If A Certain Magical Index is a wild, unfocused exposition of superpowered fantasy, then its spin-off A Certain Scientific Railgun is a slightly more grounded work that mixes in character development and an actual plot. I’ve always preferred Railgun to Index for that reason – superpowers are more fun when you care about who’s wielding them. The continuation, A Certain Scientific Railgun S, takes the same approach as the first season but moves away from the mostly lighthearted feel of the original.
Railgun S is an apt title as the new series is a tale of sisters. The majority of the show is spent building up the Sisters arc, which spans 16 of the 24 episodes, and with repercussions being felt through the remaining eight. Index covered this arc in its first season, but given the fast food, slick-ass, Persian bazaar manner with which that show handles its story, the Sisters arc only got five episodes. What Railgun S does is get into the mind of its heroine Mikoto Misaka, and show why the events unfold as they do.
While all that is great, I’m less appreciative of the fact that there’s not a ton of new material. Railgun S does provide more (and better) character development for Mikoto and her cloned “sisters” but ultimately, there won’t be any surprises for anyone who’s seen Index. I felt like there wasn’t much of an alternate perspective; rather just the same story stretched out over more episodes (albeit with better writing).

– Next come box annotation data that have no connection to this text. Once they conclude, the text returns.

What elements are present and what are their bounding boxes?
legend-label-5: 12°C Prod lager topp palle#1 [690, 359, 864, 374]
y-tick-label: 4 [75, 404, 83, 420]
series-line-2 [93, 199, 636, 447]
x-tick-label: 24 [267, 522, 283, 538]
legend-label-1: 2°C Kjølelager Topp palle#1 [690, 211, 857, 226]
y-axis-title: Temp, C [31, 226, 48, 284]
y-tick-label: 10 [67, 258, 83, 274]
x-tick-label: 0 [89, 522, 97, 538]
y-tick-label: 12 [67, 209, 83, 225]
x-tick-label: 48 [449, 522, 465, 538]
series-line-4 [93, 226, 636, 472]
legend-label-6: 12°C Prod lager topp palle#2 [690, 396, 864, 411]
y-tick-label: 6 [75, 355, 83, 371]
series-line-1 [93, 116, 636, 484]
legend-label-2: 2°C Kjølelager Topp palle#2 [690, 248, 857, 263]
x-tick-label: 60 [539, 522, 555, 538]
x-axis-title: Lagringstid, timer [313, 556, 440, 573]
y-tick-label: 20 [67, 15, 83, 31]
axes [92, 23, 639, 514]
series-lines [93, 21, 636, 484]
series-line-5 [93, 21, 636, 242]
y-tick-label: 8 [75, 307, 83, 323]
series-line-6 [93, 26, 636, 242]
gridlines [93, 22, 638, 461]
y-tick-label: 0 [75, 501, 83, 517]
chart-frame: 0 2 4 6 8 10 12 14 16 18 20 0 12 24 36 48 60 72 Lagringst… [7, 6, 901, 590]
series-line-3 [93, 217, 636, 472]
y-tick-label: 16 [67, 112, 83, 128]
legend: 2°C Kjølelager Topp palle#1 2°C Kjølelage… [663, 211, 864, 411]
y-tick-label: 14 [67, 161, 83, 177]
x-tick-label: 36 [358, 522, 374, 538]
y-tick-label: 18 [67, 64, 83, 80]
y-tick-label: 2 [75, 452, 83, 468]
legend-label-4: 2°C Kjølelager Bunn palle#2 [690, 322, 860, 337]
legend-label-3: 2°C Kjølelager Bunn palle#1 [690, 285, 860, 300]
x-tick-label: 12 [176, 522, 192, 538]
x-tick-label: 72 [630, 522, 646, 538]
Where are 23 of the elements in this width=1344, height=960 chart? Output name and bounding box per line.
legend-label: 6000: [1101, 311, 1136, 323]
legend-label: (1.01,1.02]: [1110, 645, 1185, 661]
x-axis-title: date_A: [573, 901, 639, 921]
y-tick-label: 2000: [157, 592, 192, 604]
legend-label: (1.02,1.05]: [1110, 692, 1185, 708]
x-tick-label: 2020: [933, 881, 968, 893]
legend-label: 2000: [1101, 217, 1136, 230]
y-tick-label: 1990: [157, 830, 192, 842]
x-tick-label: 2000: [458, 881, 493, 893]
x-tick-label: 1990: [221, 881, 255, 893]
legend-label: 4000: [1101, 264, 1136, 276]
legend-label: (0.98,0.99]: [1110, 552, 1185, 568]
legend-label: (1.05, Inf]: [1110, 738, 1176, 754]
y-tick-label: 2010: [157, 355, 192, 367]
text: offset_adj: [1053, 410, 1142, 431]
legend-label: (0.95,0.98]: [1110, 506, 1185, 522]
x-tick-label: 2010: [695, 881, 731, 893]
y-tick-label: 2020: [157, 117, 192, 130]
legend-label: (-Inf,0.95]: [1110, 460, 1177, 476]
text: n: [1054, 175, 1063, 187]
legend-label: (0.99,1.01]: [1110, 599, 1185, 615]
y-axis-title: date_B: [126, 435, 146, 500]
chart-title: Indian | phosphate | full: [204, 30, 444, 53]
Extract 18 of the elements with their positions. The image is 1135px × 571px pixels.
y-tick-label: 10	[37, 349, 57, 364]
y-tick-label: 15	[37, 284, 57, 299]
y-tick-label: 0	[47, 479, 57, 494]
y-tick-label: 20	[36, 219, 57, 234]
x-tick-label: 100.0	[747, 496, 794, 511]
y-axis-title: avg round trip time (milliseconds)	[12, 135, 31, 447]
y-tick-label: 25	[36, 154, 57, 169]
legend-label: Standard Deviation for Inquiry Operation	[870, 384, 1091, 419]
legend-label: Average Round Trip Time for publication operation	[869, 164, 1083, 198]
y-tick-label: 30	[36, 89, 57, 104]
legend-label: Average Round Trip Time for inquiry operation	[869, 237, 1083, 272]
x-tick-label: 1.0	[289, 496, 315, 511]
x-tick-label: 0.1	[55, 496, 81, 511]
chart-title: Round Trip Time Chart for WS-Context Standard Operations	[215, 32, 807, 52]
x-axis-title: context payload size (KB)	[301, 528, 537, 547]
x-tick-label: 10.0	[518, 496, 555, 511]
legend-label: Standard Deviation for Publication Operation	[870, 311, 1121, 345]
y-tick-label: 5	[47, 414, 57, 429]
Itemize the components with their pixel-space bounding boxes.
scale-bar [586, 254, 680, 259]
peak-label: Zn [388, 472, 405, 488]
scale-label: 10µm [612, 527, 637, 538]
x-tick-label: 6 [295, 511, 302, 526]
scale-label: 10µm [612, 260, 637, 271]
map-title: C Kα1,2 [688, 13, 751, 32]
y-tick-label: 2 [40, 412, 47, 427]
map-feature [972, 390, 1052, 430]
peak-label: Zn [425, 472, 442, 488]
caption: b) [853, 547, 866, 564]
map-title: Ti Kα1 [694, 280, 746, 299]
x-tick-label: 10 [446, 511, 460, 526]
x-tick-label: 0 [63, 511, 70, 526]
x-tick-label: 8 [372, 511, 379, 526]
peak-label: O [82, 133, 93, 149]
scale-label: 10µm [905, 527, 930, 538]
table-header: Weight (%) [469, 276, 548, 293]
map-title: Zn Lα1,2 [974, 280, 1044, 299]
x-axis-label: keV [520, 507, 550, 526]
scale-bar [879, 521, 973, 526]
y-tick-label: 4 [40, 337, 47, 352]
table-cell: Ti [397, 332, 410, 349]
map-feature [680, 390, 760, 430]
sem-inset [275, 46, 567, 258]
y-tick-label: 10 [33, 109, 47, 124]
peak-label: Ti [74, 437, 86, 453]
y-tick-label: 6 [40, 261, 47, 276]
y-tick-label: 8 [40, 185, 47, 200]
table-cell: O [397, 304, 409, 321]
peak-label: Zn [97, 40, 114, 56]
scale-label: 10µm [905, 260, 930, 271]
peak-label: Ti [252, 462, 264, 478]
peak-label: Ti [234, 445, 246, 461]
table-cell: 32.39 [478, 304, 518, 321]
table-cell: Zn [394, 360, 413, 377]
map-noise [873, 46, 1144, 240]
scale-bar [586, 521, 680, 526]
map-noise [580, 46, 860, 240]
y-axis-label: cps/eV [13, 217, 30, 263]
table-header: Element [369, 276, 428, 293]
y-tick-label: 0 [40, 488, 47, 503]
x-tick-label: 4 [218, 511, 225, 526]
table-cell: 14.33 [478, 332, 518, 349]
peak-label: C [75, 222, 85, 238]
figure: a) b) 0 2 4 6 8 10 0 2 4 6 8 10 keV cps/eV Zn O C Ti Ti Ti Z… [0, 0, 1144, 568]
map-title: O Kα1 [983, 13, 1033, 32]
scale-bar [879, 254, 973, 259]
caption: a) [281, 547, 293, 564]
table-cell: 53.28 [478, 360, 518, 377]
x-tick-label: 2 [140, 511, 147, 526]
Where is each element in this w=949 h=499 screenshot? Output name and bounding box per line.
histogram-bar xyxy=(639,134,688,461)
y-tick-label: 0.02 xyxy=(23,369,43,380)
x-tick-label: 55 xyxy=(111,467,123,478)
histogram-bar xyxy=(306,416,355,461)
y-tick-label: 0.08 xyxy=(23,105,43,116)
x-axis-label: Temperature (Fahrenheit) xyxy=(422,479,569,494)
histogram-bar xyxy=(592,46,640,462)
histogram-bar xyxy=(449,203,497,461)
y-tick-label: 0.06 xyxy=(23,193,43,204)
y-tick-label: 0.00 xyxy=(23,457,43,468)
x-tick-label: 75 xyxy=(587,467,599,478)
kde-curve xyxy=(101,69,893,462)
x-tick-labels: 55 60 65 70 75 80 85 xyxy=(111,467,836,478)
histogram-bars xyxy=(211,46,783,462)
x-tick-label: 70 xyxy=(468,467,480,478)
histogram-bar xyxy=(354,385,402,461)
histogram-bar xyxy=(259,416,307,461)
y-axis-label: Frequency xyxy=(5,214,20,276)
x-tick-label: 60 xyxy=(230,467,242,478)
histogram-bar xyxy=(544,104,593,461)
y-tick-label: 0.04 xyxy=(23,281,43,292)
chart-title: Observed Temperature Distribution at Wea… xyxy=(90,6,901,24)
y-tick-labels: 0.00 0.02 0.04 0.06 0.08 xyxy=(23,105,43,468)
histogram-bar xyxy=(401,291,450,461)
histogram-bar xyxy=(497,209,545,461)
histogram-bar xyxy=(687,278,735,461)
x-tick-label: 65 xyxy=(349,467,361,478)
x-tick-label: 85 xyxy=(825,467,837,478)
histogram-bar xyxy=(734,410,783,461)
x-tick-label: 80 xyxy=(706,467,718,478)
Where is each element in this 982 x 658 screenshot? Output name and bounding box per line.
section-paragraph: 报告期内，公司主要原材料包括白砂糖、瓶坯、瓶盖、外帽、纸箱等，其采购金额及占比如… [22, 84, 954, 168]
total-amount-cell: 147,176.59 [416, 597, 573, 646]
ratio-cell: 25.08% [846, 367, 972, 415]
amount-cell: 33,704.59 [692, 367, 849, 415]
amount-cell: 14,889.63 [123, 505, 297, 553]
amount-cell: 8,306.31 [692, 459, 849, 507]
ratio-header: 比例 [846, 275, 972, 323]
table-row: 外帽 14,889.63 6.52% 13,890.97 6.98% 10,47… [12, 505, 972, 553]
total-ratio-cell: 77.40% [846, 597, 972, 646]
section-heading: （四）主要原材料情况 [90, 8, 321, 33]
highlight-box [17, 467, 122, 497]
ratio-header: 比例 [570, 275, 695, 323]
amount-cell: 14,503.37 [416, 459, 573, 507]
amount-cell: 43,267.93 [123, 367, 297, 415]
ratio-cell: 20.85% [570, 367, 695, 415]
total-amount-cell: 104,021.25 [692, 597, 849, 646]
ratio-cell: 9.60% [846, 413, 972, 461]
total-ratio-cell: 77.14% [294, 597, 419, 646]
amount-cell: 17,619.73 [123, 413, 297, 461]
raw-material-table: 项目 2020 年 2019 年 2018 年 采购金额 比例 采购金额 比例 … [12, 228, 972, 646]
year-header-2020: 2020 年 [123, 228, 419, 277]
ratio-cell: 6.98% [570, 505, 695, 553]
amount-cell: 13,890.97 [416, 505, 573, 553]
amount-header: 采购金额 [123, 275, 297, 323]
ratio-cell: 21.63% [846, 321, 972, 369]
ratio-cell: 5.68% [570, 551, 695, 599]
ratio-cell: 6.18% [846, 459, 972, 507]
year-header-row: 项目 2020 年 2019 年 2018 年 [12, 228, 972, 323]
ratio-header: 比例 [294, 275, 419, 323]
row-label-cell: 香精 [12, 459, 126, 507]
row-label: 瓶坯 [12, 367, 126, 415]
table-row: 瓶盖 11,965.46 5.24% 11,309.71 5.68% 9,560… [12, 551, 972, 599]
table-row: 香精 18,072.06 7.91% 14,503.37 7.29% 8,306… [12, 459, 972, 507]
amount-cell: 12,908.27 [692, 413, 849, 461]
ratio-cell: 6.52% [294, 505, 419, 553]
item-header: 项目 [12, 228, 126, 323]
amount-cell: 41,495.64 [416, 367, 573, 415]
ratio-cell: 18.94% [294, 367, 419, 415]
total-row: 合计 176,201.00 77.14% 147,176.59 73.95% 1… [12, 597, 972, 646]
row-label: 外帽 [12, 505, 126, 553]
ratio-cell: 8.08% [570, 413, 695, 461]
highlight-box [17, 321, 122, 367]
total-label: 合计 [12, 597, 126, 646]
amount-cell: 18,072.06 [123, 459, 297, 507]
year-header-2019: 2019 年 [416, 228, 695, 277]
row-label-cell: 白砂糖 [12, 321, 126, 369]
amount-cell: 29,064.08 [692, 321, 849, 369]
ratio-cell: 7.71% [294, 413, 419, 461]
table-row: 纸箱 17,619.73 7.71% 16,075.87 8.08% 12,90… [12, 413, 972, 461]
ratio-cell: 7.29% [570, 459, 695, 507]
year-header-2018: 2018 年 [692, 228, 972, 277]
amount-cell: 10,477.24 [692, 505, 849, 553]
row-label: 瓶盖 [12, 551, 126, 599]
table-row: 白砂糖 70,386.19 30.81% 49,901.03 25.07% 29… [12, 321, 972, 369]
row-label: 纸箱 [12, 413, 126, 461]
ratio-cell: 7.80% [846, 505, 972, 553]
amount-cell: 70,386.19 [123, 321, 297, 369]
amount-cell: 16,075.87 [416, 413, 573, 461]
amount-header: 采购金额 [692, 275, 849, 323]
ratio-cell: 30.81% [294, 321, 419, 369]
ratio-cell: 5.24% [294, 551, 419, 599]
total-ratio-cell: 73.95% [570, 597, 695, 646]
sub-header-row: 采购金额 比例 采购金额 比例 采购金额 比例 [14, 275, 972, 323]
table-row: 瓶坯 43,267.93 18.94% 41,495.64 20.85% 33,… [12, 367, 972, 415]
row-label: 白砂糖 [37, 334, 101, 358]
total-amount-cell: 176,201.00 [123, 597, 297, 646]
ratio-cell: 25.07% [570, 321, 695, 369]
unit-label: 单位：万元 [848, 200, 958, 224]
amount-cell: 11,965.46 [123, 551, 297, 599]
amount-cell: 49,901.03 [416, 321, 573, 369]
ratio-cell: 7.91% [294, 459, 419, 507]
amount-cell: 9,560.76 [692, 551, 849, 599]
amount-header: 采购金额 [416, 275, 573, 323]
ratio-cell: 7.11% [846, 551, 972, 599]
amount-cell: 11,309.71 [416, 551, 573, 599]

The Sisters arc eschews the girl power dynamic of Railgun in favor of a one-girl show, and takes on a somber, dark tone. It’s very much the antithesis of the core belief system shown in Railgun. This acts as a setup for the grand moral of the series, which plays out in the last handful of episodes. That becomes another tale of sisters, but with Mikoto wiser from the lessons learned in the first arc. The payoff reaffirms the idea that Railgun has always espoused: that there is power in friendship which can overcome the strongest villainy.
It does make me wonder, though, how much better off Mikoto would have been if she had involved her friends in the fight against Accelerator. Something about the show’s lesson rings false when you need to essentially rely on the deus ex machina of Touma Kamijou to defeat the strongest villain.
Whatever the case may be, I like that Railgun S never strays too far from its power-of-love, strength-in-friendship themes. We see various plots and subplots play out, good guys and bad guys come and go, but the show is ever ready to remind us of what makes these characters so endearing.